Originally posted by
wahday
I generally agree with you on this.
Still, I think a significant challenge to this whole discussion is that planners are just one of many interest groups that shape the built environment. Take zoning. Yes, its problematic and maybe we need a new approach, but regardless, any attempt to create parameters within which new developments will result in the desired built forms and subsequent behaviors is bound to miss something. A developer, for example, may operate within all the restrictions for allowable building and STILL create a crappy setting or unintended consequence.
And, some social ills and endemic challenges operate independent of the built environment and require additional tools to deal with beyond "good design." This is a gripe I have with some authors (particularly architects-turned-planners because of their built-form emphasis) that seem to suggest that everything can be solved with good design. Poverty, violence, disenfranchisement, drug problems, and other social ills will not be solved by well functioning spaces alone.

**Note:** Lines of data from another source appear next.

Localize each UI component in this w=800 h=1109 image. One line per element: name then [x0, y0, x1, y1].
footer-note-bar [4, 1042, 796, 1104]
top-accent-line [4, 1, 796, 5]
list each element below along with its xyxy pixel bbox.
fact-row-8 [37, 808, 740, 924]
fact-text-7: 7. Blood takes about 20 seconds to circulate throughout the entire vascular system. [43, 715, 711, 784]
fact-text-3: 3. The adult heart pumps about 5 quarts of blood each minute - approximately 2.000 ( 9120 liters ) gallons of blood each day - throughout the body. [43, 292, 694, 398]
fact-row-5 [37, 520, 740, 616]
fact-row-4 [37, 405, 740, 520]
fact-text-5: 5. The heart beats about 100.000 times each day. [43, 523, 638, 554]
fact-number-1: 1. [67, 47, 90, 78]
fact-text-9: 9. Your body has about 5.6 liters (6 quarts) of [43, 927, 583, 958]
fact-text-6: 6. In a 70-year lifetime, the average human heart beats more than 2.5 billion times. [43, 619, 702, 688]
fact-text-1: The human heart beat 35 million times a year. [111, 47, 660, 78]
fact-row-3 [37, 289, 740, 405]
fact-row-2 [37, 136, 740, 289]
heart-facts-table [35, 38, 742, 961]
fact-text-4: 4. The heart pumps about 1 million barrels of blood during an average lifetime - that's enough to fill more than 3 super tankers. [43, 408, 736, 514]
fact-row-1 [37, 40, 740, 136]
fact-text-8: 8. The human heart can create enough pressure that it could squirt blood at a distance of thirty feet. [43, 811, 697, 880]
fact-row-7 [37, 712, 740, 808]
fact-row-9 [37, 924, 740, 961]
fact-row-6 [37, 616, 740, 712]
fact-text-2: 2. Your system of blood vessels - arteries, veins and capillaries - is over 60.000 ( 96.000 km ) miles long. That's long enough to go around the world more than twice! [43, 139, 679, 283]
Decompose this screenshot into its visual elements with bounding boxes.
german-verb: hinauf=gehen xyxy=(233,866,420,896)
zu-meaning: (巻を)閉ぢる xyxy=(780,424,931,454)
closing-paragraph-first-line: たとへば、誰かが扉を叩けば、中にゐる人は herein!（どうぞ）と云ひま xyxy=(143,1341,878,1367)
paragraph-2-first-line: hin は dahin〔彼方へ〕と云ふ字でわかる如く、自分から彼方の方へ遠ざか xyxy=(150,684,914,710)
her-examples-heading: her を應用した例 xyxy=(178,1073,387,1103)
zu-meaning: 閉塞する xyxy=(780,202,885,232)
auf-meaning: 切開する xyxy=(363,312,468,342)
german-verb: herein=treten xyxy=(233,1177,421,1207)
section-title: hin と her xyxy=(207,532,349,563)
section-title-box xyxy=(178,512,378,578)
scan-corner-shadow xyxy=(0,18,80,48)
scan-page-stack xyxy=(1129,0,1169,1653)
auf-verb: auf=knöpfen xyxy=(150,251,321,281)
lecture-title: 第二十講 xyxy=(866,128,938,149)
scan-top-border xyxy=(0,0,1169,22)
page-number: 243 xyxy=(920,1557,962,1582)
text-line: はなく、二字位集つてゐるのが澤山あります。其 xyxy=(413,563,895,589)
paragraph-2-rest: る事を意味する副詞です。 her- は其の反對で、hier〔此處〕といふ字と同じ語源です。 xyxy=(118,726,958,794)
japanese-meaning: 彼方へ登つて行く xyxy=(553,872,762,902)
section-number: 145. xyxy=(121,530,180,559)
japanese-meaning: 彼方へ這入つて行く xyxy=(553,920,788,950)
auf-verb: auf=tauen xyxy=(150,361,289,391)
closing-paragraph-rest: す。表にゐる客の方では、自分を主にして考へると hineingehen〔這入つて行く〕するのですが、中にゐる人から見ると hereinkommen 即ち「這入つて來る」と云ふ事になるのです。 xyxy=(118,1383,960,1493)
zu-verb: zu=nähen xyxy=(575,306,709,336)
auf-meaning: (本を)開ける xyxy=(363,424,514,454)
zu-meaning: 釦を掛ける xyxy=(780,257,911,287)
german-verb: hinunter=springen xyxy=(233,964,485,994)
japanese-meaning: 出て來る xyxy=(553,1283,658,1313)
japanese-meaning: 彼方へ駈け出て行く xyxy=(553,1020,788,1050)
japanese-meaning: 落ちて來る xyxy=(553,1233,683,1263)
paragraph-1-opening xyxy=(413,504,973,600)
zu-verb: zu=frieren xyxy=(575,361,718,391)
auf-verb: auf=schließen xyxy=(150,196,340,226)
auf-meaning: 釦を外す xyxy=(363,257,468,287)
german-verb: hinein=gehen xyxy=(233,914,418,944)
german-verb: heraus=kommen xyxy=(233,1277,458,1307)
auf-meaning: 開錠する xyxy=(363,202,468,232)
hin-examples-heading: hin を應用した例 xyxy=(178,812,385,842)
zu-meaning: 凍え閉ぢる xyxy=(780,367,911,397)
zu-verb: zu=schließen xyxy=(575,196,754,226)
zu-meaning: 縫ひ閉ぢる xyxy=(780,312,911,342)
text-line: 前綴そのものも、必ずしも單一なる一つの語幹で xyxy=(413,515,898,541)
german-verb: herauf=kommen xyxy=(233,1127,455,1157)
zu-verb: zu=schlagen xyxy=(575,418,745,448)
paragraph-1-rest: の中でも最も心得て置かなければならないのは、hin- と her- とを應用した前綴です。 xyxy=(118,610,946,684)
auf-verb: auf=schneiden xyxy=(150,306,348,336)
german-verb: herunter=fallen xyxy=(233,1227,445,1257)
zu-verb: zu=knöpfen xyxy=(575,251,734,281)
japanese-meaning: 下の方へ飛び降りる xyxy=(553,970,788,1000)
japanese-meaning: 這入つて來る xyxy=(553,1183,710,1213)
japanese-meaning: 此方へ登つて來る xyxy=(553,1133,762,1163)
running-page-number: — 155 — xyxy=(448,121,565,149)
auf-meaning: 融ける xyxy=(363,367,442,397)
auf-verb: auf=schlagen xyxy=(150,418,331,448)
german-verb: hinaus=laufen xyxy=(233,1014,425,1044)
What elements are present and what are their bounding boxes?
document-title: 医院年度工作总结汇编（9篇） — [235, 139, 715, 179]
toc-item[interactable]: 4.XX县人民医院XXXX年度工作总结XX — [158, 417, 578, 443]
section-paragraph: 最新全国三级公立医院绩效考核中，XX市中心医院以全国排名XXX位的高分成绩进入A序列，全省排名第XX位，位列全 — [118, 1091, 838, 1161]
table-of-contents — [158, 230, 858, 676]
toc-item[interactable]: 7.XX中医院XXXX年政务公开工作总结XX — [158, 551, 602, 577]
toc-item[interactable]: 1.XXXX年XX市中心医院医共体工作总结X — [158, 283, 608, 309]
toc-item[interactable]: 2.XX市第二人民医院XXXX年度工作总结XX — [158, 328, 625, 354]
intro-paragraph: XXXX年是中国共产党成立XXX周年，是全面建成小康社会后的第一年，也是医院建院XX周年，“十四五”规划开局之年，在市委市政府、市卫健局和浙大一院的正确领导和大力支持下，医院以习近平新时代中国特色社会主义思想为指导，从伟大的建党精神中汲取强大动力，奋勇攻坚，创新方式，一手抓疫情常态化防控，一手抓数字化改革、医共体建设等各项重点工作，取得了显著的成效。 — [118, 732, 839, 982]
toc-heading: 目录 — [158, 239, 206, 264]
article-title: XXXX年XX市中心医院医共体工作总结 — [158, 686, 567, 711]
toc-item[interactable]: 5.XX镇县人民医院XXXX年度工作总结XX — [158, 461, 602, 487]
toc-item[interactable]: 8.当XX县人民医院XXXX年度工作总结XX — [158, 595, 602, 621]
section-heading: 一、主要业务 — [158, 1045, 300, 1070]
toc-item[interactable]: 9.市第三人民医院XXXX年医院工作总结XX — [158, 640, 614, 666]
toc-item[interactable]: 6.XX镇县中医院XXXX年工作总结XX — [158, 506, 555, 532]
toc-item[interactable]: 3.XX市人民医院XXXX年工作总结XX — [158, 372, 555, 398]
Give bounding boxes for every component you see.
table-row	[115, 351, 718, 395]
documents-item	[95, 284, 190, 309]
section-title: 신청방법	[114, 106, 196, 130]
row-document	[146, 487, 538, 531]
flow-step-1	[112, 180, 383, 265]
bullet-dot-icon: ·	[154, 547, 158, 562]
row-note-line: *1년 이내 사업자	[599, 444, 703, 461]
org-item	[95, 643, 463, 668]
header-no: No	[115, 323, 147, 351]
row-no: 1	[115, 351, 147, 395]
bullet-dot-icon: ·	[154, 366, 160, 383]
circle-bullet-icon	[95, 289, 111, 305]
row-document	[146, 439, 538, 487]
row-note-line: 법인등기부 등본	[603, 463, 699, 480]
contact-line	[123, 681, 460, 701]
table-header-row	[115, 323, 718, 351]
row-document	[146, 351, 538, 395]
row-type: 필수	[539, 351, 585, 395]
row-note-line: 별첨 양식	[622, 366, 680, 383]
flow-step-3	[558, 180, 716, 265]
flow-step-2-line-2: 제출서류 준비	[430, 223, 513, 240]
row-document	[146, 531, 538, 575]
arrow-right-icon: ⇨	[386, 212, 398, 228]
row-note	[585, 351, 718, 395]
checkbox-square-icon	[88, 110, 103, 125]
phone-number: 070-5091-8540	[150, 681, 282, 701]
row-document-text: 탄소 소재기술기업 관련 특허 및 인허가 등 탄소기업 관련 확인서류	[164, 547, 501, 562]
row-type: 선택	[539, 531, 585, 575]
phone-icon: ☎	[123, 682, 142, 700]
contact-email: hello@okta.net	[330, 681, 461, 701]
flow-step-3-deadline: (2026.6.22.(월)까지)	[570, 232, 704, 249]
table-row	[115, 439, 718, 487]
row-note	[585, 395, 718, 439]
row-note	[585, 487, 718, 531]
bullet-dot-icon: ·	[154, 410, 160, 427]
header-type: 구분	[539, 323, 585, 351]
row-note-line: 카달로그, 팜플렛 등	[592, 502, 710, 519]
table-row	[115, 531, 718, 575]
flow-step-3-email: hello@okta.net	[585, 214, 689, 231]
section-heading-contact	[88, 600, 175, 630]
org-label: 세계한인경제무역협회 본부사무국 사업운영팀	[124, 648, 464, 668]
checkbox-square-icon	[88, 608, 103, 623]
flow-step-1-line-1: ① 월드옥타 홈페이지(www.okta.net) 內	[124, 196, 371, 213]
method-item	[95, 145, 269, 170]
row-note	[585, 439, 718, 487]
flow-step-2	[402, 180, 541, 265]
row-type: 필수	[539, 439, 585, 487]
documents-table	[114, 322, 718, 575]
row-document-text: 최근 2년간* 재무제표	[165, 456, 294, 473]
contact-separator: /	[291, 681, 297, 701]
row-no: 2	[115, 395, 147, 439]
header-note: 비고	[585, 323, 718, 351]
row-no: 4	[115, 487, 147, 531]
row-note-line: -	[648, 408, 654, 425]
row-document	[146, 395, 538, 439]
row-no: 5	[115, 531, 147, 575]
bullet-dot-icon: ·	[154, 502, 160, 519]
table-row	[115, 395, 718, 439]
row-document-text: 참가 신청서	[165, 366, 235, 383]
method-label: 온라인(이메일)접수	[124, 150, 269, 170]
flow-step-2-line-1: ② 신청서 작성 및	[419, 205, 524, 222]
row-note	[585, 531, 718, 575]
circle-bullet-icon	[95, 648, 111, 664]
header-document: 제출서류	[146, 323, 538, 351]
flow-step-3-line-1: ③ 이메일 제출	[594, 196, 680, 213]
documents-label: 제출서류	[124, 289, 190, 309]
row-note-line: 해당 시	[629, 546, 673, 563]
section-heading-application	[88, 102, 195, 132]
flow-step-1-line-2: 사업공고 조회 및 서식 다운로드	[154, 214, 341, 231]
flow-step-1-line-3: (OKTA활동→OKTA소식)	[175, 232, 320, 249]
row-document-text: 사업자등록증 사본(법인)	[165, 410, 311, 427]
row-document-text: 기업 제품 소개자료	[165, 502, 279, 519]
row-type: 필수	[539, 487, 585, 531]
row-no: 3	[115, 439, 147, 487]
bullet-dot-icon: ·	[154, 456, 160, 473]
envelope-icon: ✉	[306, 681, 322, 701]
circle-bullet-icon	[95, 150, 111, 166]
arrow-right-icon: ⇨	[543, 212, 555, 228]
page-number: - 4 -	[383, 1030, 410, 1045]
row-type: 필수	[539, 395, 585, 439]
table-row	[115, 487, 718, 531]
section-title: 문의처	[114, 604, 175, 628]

I think also the work of planning focuses on more than the built environment (and remember that planners don't build or even design much of anything - we just create the brackets within which building can occur). Public process, for example, is about more than asking residents how a particular place should look or function (though that is the stated objective). Its also about engaging residents in a civic process, building social capital, moving people toward a more complete understanding of place, how it gets built and how it functions. Within all of this, there is ample room for mistakes, false starts, bad decisions and unintended consequences.
As planners, we also need to accept some truth to the adage "the best laid plans..." We have obligations, yes, but we are also not all powerful and, frankly, ours is a messy and inexact enterprise. And our objective - good places - are constantly moving targets with changing circumstances and social realities. Today's middle class, well loved neighborhood could be tomorrow's slum just as today's slum may be tomorrow's gentrified, walkable "go to" community.